A wrapper scheme manager usually buys shares for all the monthly investors within a scheme as one bulk deal with a stockbroker. By pooling all the investors' money, the manager can usually negotiate a discount on the dealing costs. These cost savings are passed on to you, making wrapper schemes a cost effective way to invest regularly in the stock market.

Finding a scheme

Many investment companies have shares available through wrapper schemes, usually run by their management companies. Many of them let you build your investment up from a small amount, with monthly payments from £20 in some schemes and lump sums or occasional top-ups from £50.

Some wrapper schemes only offer shares in one investment company. Some offer several companies under the management of the scheme operator. Some offer a wider range of investment companies and investments.

You can hold more than one company's shares within a scheme and hold as many schemes as you want. For instance, if you’re investing for income, you could invest in several different investment companies paying dividends in different months to give you a regular income.

Once you’ve decided which scheme you want to invest in, the scheme managers will send you all the paperwork you need. You just fill in the forms and enclose a cheque or direct debit details and leave it to the scheme manager to do the rest.

Charges

Scheme providers usually charge extra to cover the costs of administering the scheme. You can find these costs in the literature. Always work out the total costs involved before you invest.

All schemes will send you a statement of your account at an agreed time. It will show you the number of shares you have bought and any charges you’ve paid.

To monitor your investment, share prices can be found on our website, in the major newspapers, on investment company or management group websites and other financial websites.

Find out costs of wrapper schemes

Reinvesting your dividends

Many schemes allow you to use any dividends you receive to buy more shares in your investment company.

If you are a regular saver, your dividend payments are usually added to your next monthly contribution. If you are a lump sum investor or have stopped contributing, the dividend payments will be held until they reach a minimum sum suitable for investment. You may not earn interest on any money waiting to be invested.

Using your old shares to buy into a scheme

If you already own shares in other companies but you’d prefer to have a managed portfolio, you might be able to swap your old shares for investment company shares. Some schemes will sell your old shares and use the proceeds to buy shares for you within their scheme. It’s a cost effective way to transfer your holdings, and a lot of the admin is done for you.

Buying shares for other people

You can buy shares as a gift for other people within a wrapper scheme, either for an adult or a child. You should consider the tax implications before you do this – for both yourself and the recipient.

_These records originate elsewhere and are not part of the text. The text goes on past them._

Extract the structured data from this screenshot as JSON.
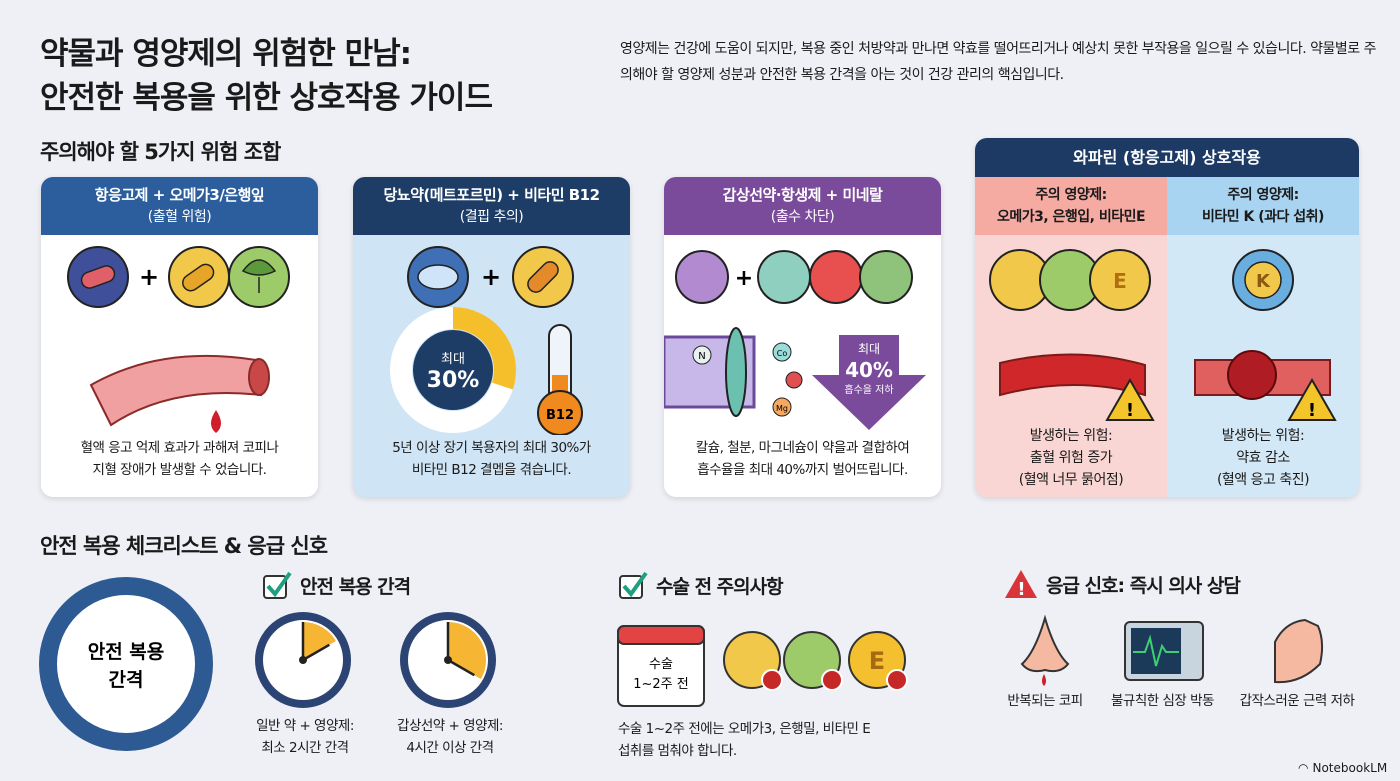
{
  "header": {
    "title_line1": "약물과 영양제의 위험한 만남:",
    "title_line2": "안전한 복용을 위한 상호작용 가이드",
    "intro": "영양제는 건강에 도움이 되지만, 복용 중인 처방약과 만나면 약효를 떨어뜨리거나 예상치 못한 부작용을 일으릴 수 있습니다. 약물별로 주의해야 할 영양제 성분과 안전한 복용 간격을 아는 것이 건강 관리의 핵심입니다."
  },
  "section1": {
    "title": "주의해야 할 5가지 위험 조합",
    "cards": [
      {
        "title": "항응고제 + 오메가3/은행잎",
        "subtitle": "(출혈 위험)",
        "desc1": "혈액 응고 억제 효과가 과해져 코피나",
        "desc2": "지혈 장애가 발생할 수 었습니다.",
        "color": "#2c5e9e"
      },
      {
        "title": "당뇨약(메트포르민) + 비타민 B12",
        "subtitle": "(결핍 추의)",
        "desc1": "5년 이상 장기 복용자의 최대 30%가",
        "desc2": "비타민 B12 결멥을 겪습니다.",
        "donut_label": "최대",
        "donut_value": "30%",
        "donut_percent": 30,
        "thermo_label": "B12",
        "color": "#1d3c66"
      },
      {
        "title": "갑상선약·항생제 + 미네랄",
        "subtitle": "(출수 차단)",
        "desc1": "칼슘, 철분, 마그네슘이 약을과 결합하여",
        "desc2": "흡수율을 최대 40%까지 벌어뜨립니다.",
        "arrow_label": "최대",
        "arrow_value": "40%",
        "arrow_sub": "흡수을 저하",
        "minerals": [
          "N",
          "Co",
          "Mg"
        ],
        "color": "#7b4b9b"
      }
    ],
    "warfarin": {
      "title": "와파린 (항응고제) 상호작용",
      "left": {
        "head1": "주의 영양제:",
        "head2": "오메가3, 은행입, 비타민E",
        "pill_label": "E",
        "risk1": "발생하는 위험:",
        "risk2": "출혈 위험 증가",
        "risk3": "(혈액 너무 묽어점)"
      },
      "right": {
        "head1": "주의 영양제:",
        "head2": "비타민 K (과다 섭취)",
        "pill_label": "K",
        "risk1": "발생하는 위험:",
        "risk2": "약효 감소",
        "risk3": "(혈액 응고 축진)"
      }
    }
  },
  "section2": {
    "title": "안전 복용 체크리스트 & 응급 신호",
    "ring_label1": "안전 복용",
    "ring_label2": "간격",
    "interval": {
      "title": "안전 복용 간격",
      "clocks": [
        {
          "cap1": "일반 약 + 영양제:",
          "cap2": "최소 2시간 간격",
          "hours": 2
        },
        {
          "cap1": "갑상선약 + 영양제:",
          "cap2": "4시간 이상 간격",
          "hours": 4
        }
      ]
    },
    "surgery": {
      "title": "수술 전 주의사항",
      "calendar1": "수술",
      "calendar2": "1~2주 전",
      "pill_label": "E",
      "desc1": "수술 1~2주 전에는 오메가3, 은행밀, 비타민 E",
      "desc2": "섭취를 멈춰야 합니다."
    },
    "emergency": {
      "title": "응급 신호: 즉시 의사 상담",
      "items": [
        "반복되는 코피",
        "불규칙한 심장 박동",
        "갑작스러운 근력 저하"
      ]
    }
  },
  "footer": {
    "brand": "NotebookLM"
  }
}
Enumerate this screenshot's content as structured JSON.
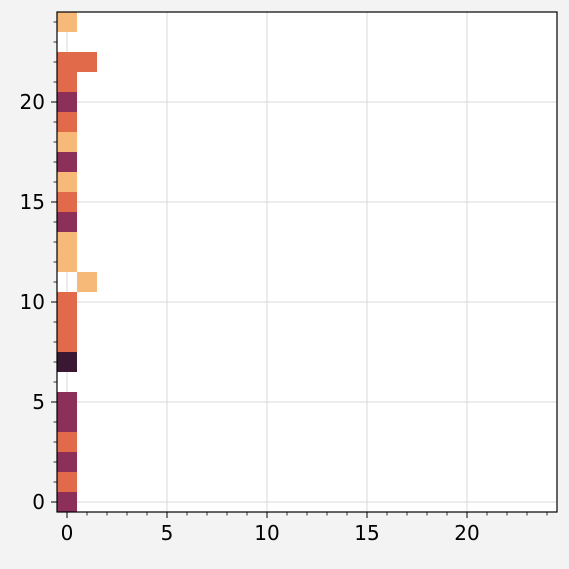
{
  "colors": {
    "figure_background": "#f3f3f3",
    "plot_background": "#ffffff",
    "grid": "#d9d9d9",
    "axis": "#000000",
    "colormap": [
      "#f7b977",
      "#e06a4a",
      "#8c2f59",
      "#3a1733"
    ]
  },
  "chart_data": {
    "type": "heatmap",
    "title": "",
    "xlabel": "",
    "ylabel": "",
    "grid": true,
    "xlim": [
      -0.5,
      24.5
    ],
    "ylim": [
      -0.5,
      24.5
    ],
    "xticks": [
      0,
      5,
      10,
      15,
      20
    ],
    "yticks": [
      0,
      5,
      10,
      15,
      20
    ],
    "xtick_labels": [
      "0",
      "5",
      "10",
      "15",
      "20"
    ],
    "ytick_labels": [
      "0",
      "5",
      "10",
      "15",
      "20"
    ],
    "level_colors": {
      "1": "#f7b977",
      "2": "#e06a4a",
      "3": "#8c2f59",
      "4": "#3a1733"
    },
    "cells": [
      {
        "x": 0,
        "y": 0,
        "level": 3
      },
      {
        "x": 0,
        "y": 1,
        "level": 2
      },
      {
        "x": 0,
        "y": 2,
        "level": 3
      },
      {
        "x": 0,
        "y": 3,
        "level": 2
      },
      {
        "x": 0,
        "y": 4,
        "level": 3
      },
      {
        "x": 0,
        "y": 5,
        "level": 3
      },
      {
        "x": 0,
        "y": 7,
        "level": 4
      },
      {
        "x": 0,
        "y": 8,
        "level": 2
      },
      {
        "x": 0,
        "y": 9,
        "level": 2
      },
      {
        "x": 0,
        "y": 10,
        "level": 2
      },
      {
        "x": 1,
        "y": 11,
        "level": 1
      },
      {
        "x": 0,
        "y": 12,
        "level": 1
      },
      {
        "x": 0,
        "y": 13,
        "level": 1
      },
      {
        "x": 0,
        "y": 14,
        "level": 3
      },
      {
        "x": 0,
        "y": 15,
        "level": 2
      },
      {
        "x": 0,
        "y": 16,
        "level": 1
      },
      {
        "x": 0,
        "y": 17,
        "level": 3
      },
      {
        "x": 0,
        "y": 18,
        "level": 1
      },
      {
        "x": 0,
        "y": 19,
        "level": 2
      },
      {
        "x": 0,
        "y": 20,
        "level": 3
      },
      {
        "x": 0,
        "y": 21,
        "level": 2
      },
      {
        "x": 0,
        "y": 22,
        "level": 2
      },
      {
        "x": 1,
        "y": 22,
        "level": 2
      },
      {
        "x": 0,
        "y": 24,
        "level": 1
      }
    ]
  }
}
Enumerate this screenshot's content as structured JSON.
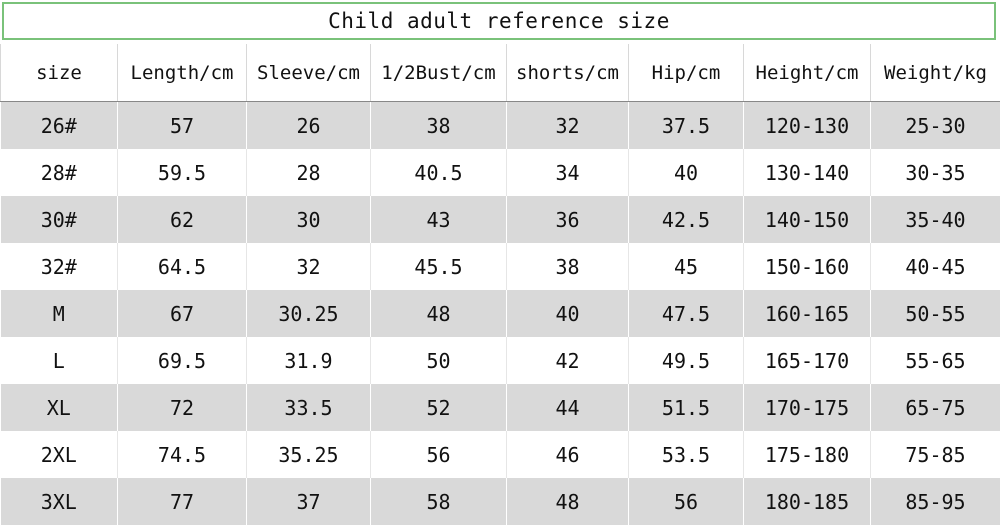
{
  "title": "Child adult reference size",
  "headers": [
    "size",
    "Length/cm",
    "Sleeve/cm",
    "1/2Bust/cm",
    "shorts/cm",
    "Hip/cm",
    "Height/cm",
    "Weight/kg"
  ],
  "rows": [
    [
      "26#",
      "57",
      "26",
      "38",
      "32",
      "37.5",
      "120-130",
      "25-30"
    ],
    [
      "28#",
      "59.5",
      "28",
      "40.5",
      "34",
      "40",
      "130-140",
      "30-35"
    ],
    [
      "30#",
      "62",
      "30",
      "43",
      "36",
      "42.5",
      "140-150",
      "35-40"
    ],
    [
      "32#",
      "64.5",
      "32",
      "45.5",
      "38",
      "45",
      "150-160",
      "40-45"
    ],
    [
      "M",
      "67",
      "30.25",
      "48",
      "40",
      "47.5",
      "160-165",
      "50-55"
    ],
    [
      "L",
      "69.5",
      "31.9",
      "50",
      "42",
      "49.5",
      "165-170",
      "55-65"
    ],
    [
      "XL",
      "72",
      "33.5",
      "52",
      "44",
      "51.5",
      "170-175",
      "65-75"
    ],
    [
      "2XL",
      "74.5",
      "35.25",
      "56",
      "46",
      "53.5",
      "175-180",
      "75-85"
    ],
    [
      "3XL",
      "77",
      "37",
      "58",
      "48",
      "56",
      "180-185",
      "85-95"
    ]
  ],
  "colors": {
    "title_border": "#7ac27a",
    "row_shade": "#d9d9d9",
    "row_plain": "#ffffff"
  }
}
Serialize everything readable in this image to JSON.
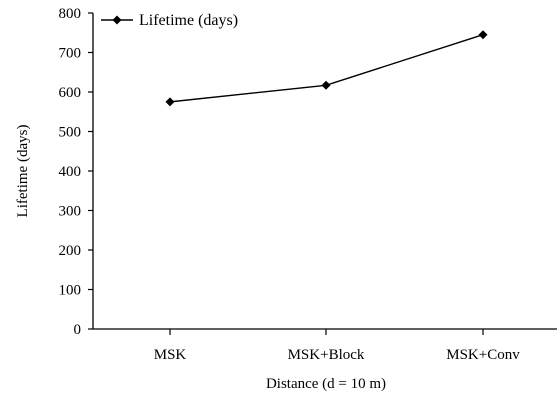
{
  "chart_data": {
    "type": "line",
    "title": "",
    "xlabel": "Distance (d = 10 m)",
    "ylabel": "Lifetime (days)",
    "categories": [
      "MSK",
      "MSK+Block",
      "MSK+Conv"
    ],
    "series": [
      {
        "name": "Lifetime (days)",
        "values": [
          575,
          617,
          745
        ]
      }
    ],
    "ylim": [
      0,
      800
    ],
    "yticks": [
      "0",
      "100",
      "200",
      "300",
      "400",
      "500",
      "600",
      "700",
      "800"
    ],
    "grid": false,
    "legend": "top-left",
    "marker": "diamond",
    "colors": {
      "line": "#000000",
      "marker": "#000000",
      "axis": "#000000"
    }
  }
}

Children can’t hold shares in their own right but you can designate them as beneficiaries or set up a bare trust.

Selling your shares

All schemes let you sell your shares whenever you want. You can sell some or all of them. Sale arrangements vary between schemes. Some need you to give written notice before you make any changes.

You should find out the sale arrangements for a scheme before you buy. You’ll find them in the brochure and the terms and conditions.